USU’s expanded welding program is opening the door for more women in the trades
When Chloe Wilson went to welding school a few years ago, she was often the only woman in the room. Same thing when she went to work as a welder in Salt Lake City.
So she decided to do something about it.
Earlier this year, she launched a Women in Welding workshop at Utah State University’s Moab campus. She’s now at the USU campus in Blanding, where she built a new welding program that opened this fall with the completion of the school’s Technical Education Building.
“I feel a lot of responsibility towards showing up and showing what women can do in this industry and proving that women are capable,” Wilson said. “I think that really opens up their eyes for who can be in this industry and do it successfully.”
The response has confirmed she’s filling a need. After leading a second round of workshops in Moab this fall, she said, there’s now a big waitlist for the next one — tentatively planned for the spring.
It’s all part of the goal Wilson had when she took this instructor job: to reach women who might not have viewed skilled trades as something for them.
“Women don't see other women welding very often,” Wilson said. “Women don't think they can do this as a career because people don't say that they can, and they don't see themselves represented. I think that's a huge barrier.”
USU Moab student Hailee Beckstrom took Wilson’s welding class in the spring and is now working at a welding shop in town while she finishes the certificate program, which can be completed in just two or three semesters.
She didn’t always think of welding as a potential long-term plan for her, but after learning from Wilson, that’s changed.
“It was so inspiring to see her teach and to have her tell us about her career and all these jobs that she's done,” Beckstrom said. “It made me realize how much I loved it.”
Opening the door for more women to enter the welding field meets a critical need for the industry, too. The American Welding Society estimates the U.S. will need 360,000 new welders by 2027, and 2022 numbers from the U.S. Bureau of Labor Statistics show just 5% of welders nationwide are women.
Trades like welding and truck driving — the other focus at the new building in Blanding — face nationwide worker shortages, often fueled by similar causes.

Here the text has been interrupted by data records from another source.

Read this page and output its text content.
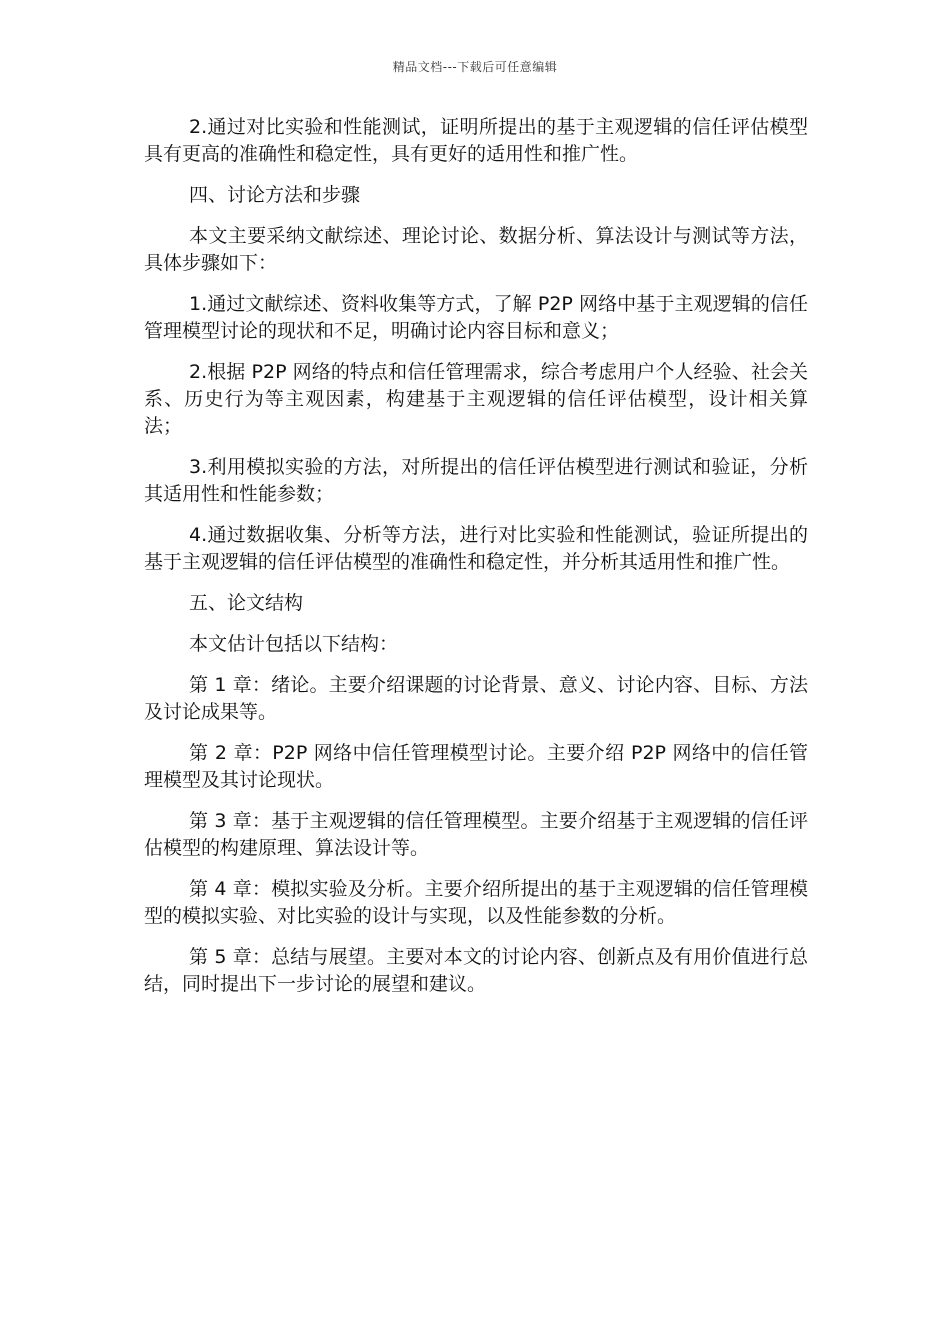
精品文档---下载后可任意编辑

2.通过对比实验和性能测试，证明所提出的基于主观逻辑的信任评估模型具有更高的准确性和稳定性，具有更好的适用性和推广性。

四、讨论方法和步骤

本文主要采纳文献综述、理论讨论、数据分析、算法设计与测试等方法，具体步骤如下：

1.通过文献综述、资料收集等方式，了解 P2P 网络中基于主观逻辑的信任管理模型讨论的现状和不足，明确讨论内容目标和意义；

2.根据 P2P 网络的特点和信任管理需求，综合考虑用户个人经验、社会关系、历史行为等主观因素，构建基于主观逻辑的信任评估模型，设计相关算法；

3.利用模拟实验的方法，对所提出的信任评估模型进行测试和验证，分析其适用性和性能参数；

4.通过数据收集、分析等方法，进行对比实验和性能测试，验证所提出的基于主观逻辑的信任评估模型的准确性和稳定性，并分析其适用性和推广性。

五、论文结构

本文估计包括以下结构：

第 1 章：绪论。主要介绍课题的讨论背景、意义、讨论内容、目标、方法及讨论成果等。

第 2 章：P2P 网络中信任管理模型讨论。主要介绍 P2P 网络中的信任管理模型及其讨论现状。

第 3 章：基于主观逻辑的信任管理模型。主要介绍基于主观逻辑的信任评估模型的构建原理、算法设计等。

第 4 章：模拟实验及分析。主要介绍所提出的基于主观逻辑的信任管理模型的模拟实验、对比实验的设计与实现，以及性能参数的分析。

第 5 章：总结与展望。主要对本文的讨论内容、创新点及有用价值进行总结，同时提出下一步讨论的展望和建议。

The aging workforce is retiring. Demand for the services is still high. And there aren’t enough young people entering the field.
Kristian Olsen, vice president of USU’s Moab and Blanding campuses, said meeting the need for both local industries and communities is a big part of why USU is choosing to expand these training programs.
“As a higher education industry, we have to be flexible or else at the end of the day, we would eventually become irrelevant as the economy changes and desires change,” Olsen said. “We have to adapt.”
That’s especially important, he said, for campuses in rural areas like southeast Utah because their communities don’t have many other higher education options nearby. So if the local campus doesn’t offer a variety of paths to good-paying available jobs, it’s doing the community a disservice.
“We're always going to need our teachers and our doctors and our lawyers … but in rural Utah, there's only so many of those jobs. But when you get into these trades and industries, there are more jobs than people.”
The new training facility in Blanding is housed in a former department store space on Main Street and includes the campus’ first welding lab, a truck driving simulator, two classrooms and a truck maintenance lab.
Olsen noted that San Juan County, where Blanding is located, has the highest poverty rate of any county in the state. The Bureau of Labor Statistics shows welders make an average salary north of $50,000.
Next year, Olsen said, USU plans to break ground on a new building at its Monument Valley campus — located within the Navajo Nation — to introduce the welding program there.
For instructor Wilson, learning to weld opened her eyes to a career that didn’t require her to pile up student loan debt and let her do what she loves. Now, she hopes to share that experience with more women who might find they enjoy the view through a welding helmet, too.
“It's really magical,” Wilson said. “The high voltage and the electricity and the flames … When you're in the zone with welding, it's just a really peaceful, Zen, focused space.”